Añadiríase que no se antoja magro el número de mexicanos que parecen ciertos de que el responsable de los espeluznantes males que nos aquejan es el ya multicitado don Felipe y que, al defenestrársele, saldremos del grave peligro en el que se halla México.
Por supuesto, echar al señor Calderón de su ínsula barataria en la pineda emblemática nos causaría, la sensación de bienestar propia del proceso psicológico que llamamos catarsis. Nos haría sentirnos bien, cierto sería, pero sólo por unos días.
Pero luego de echar a don Felipe a los perros para que éstos lo hagan trizas –literalmente incluso--, retornaríamos a la cruda, por trágica, realidad que tiene en sus zarpas al país y a sus habitantes. Vivimos engañándonos a nosotros, evadiéndonos.
II
Ese perverso truco mental –el de nuestra psique colectiva-- nos permite evadirnos de nuestra responsabilidad civil y nuestros deberes cívicos y políticos y no asumirnos como responsables de nuestros propios avatares. Le endilgamos la culpa a otros.
En el caso que nos ocupa, el culpable de nuestros espectacularmente horrísonos males no es don Felipe, quien se nos confirma como un pobre diablo –un “juanito” de la Mafia en el poder— que amén de inepto, corto de miras y acomplejado, es fanático.
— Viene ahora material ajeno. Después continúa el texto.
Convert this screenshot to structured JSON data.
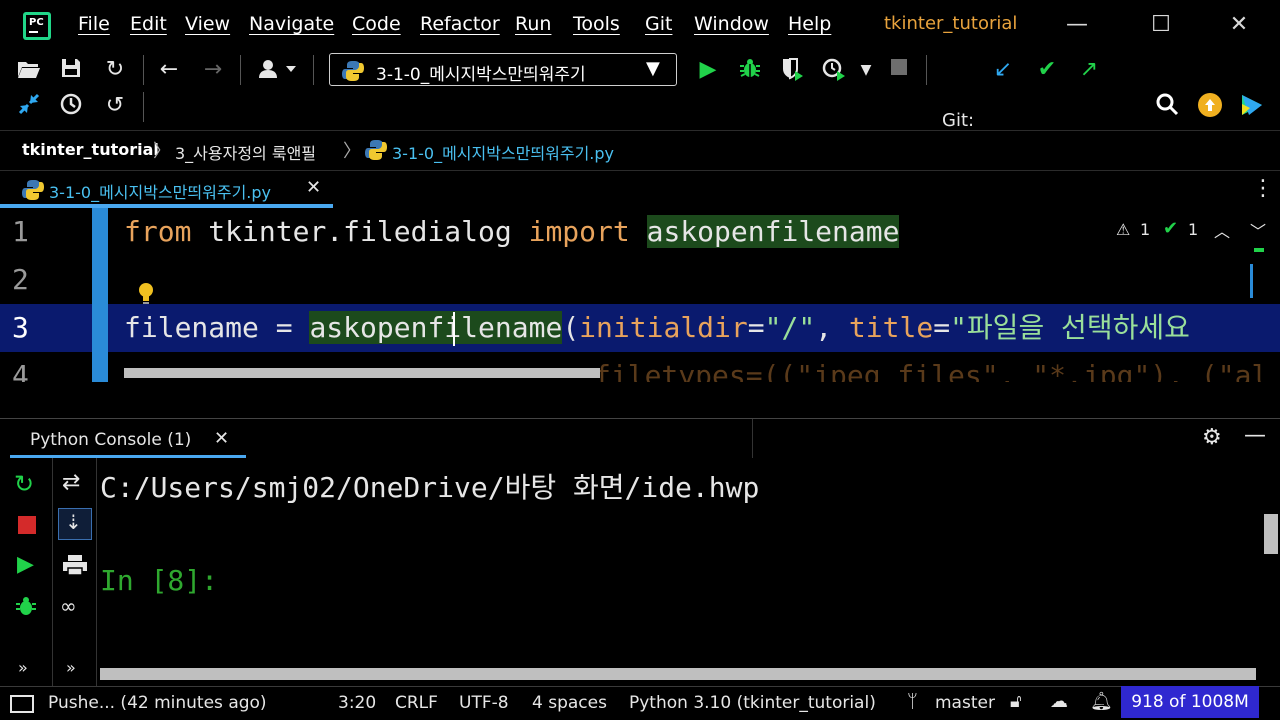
{
  "menu": {
    "items": [
      "File",
      "Edit",
      "View",
      "Navigate",
      "Code",
      "Refactor",
      "Run",
      "Tools",
      "Git",
      "Window",
      "Help"
    ],
    "project_title": "tkinter_tutorial"
  },
  "toolbar": {
    "run_config": "3-1-0_메시지박스만띄워주기",
    "git_label": "Git:"
  },
  "breadcrumb": [
    "tkinter_tutorial",
    "3_사용자정의 룩앤필",
    "3-1-0_메시지박스만띄워주기.py"
  ],
  "editor": {
    "tab_label": "3-1-0_메시지박스만띄워주기.py",
    "warnings_count": "1",
    "checks_count": "1",
    "line_numbers": [
      "1",
      "2",
      "3",
      "4"
    ],
    "line1": {
      "kw_from": "from",
      "module": " tkinter.filedialog ",
      "kw_import": "import",
      "name": "askopenfilename"
    },
    "line3": {
      "var": "filename = ",
      "fn": "askopenfilename",
      "open": "(",
      "p1": "initialdir",
      "eq1": "=",
      "s1": "\"/\"",
      "comma": ", ",
      "p2": "title",
      "eq2": "=",
      "s2": "\"파일을 선택하세요"
    },
    "line4_faded": "filetypes=((\"jpeg files\", \"*.jpg\"), (\"al"
  },
  "console": {
    "tab_label": "Python Console (1)",
    "output": "C:/Users/smj02/OneDrive/바탕 화면/ide.hwp",
    "prompt": "In [8]:"
  },
  "status": {
    "git_push": "Pushe... (42 minutes ago)",
    "position": "3:20",
    "line_sep": "CRLF",
    "encoding": "UTF-8",
    "indent": "4 spaces",
    "interpreter": "Python 3.10 (tkinter_tutorial)",
    "branch": "master",
    "memory": "918 of 1008M"
  },
  "colors": {
    "accent_blue": "#4aa8f0",
    "run_green": "#21d24a",
    "highlight_line": "#0a1a6e",
    "memory_bg": "#2f28d0"
  }
}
Precísese lo de fanático: no sólo piensa don Felipe que la laicicidad del Estado mexicano es obsolescencia y, ergo, dispensable, sino también acólito del dios que preconiza que el interés privado debe prevalecer sobre el bien común o social.
Ese dios tiene muchos nombres: neoliberalismo, capital, mercado (y consumo); ganancia (y dinero) atroz; sujeción del Estado mexicano a dos Estados extranjeros, el estadunidense, y el de El Vaticano, cuyos intereses prevalecen sobre los de México.
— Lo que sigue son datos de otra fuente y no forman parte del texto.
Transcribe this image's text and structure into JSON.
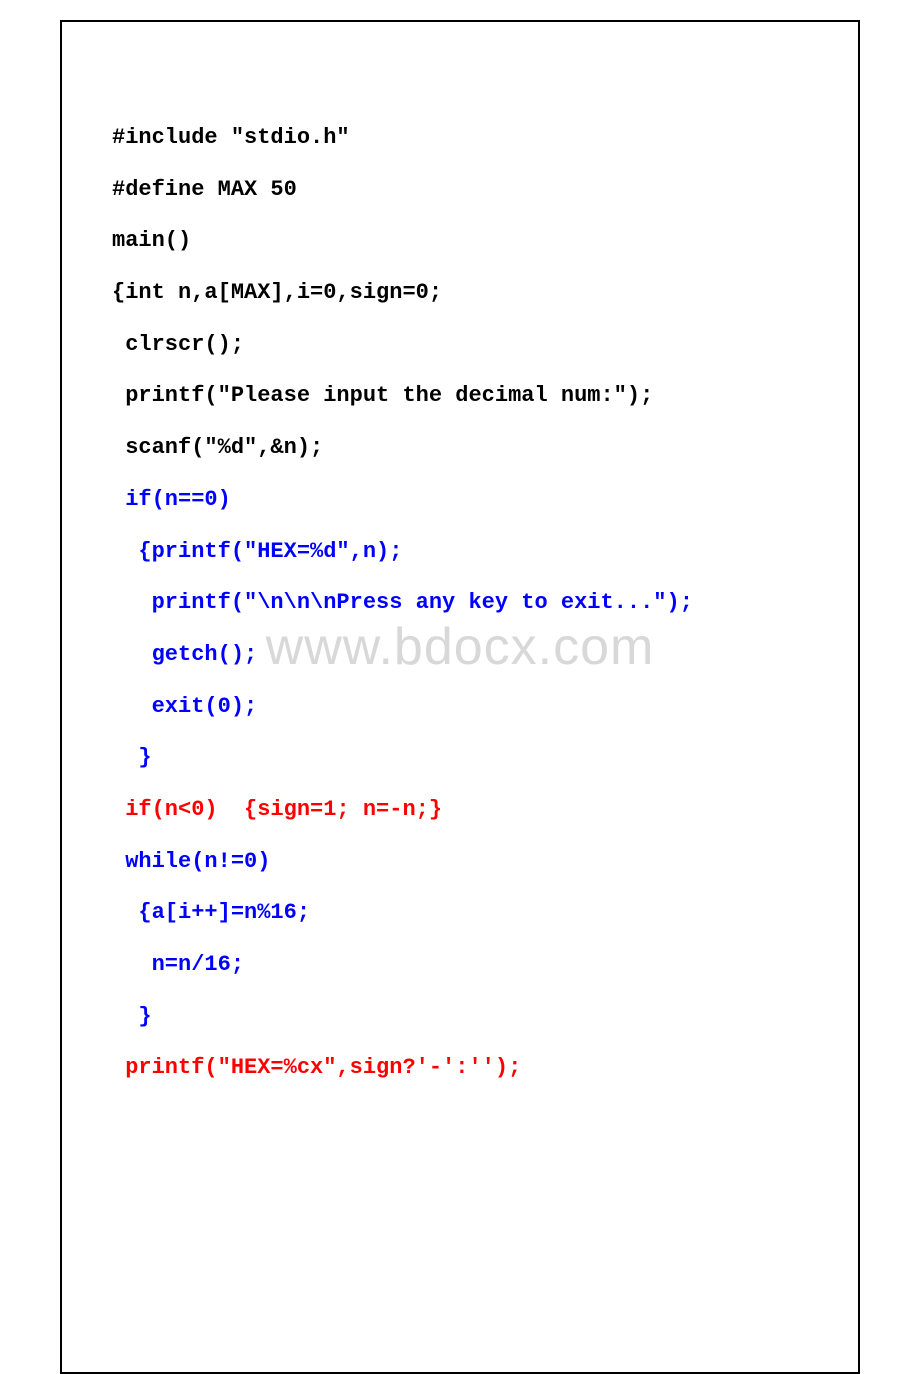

Esos dos Estados extranjeros que dominan la vida política, económica, social y a no dudarlo también cultural de México se nutren, mediante vías variopintas, hegemónicas e impías, de los tesauros patrimoniales --materiales y espirituales-- de los mexicanos.
III
Esas políticas hegemónicas son imperialistas. En el caso del imperio de EU son sus consorcios trasnacionales los que realizan el saqueo patrimonial –cultural incluido— de los mexicanos, con la complicidad de individuos como don Felipe y su patrón, la Mafia.
En el caso de El Vaticano, sus agentes en México –distintos de su representante diplomático, el nuncio apostólico—, el clero político local, actúan para desmantelar el Estado laico, avanzando mucho en ello con la complicidad de don Felipe y la Mafia.
Así, ambos imperios y sus agentes respectivos –en el de EU, las trasnacionales; en el del Vaticano, el clero político local— han influido y, de hecho, impuesto por fiat formas de organización económica, político-jurídica y social y mercantilizado el acervo
cultural.
La moraleja establece como silogismo vero que remover al señor Calderón sería un logro pírrico, pues él es sólo un agente de la Mafia cómplice de los imperios que expolian a México. A la Mafia habría que neutralizarla; ello es un deber ciudadano.
Y más allá: también es deber ciudadano insoslayable que, a la vez que se neutraliza a la Mafia, establecer una nueva forma de organización económica, político-jurídica y social orientada al bien común o social. ¿Y don Felipe? Su pena capital: el ostracismo.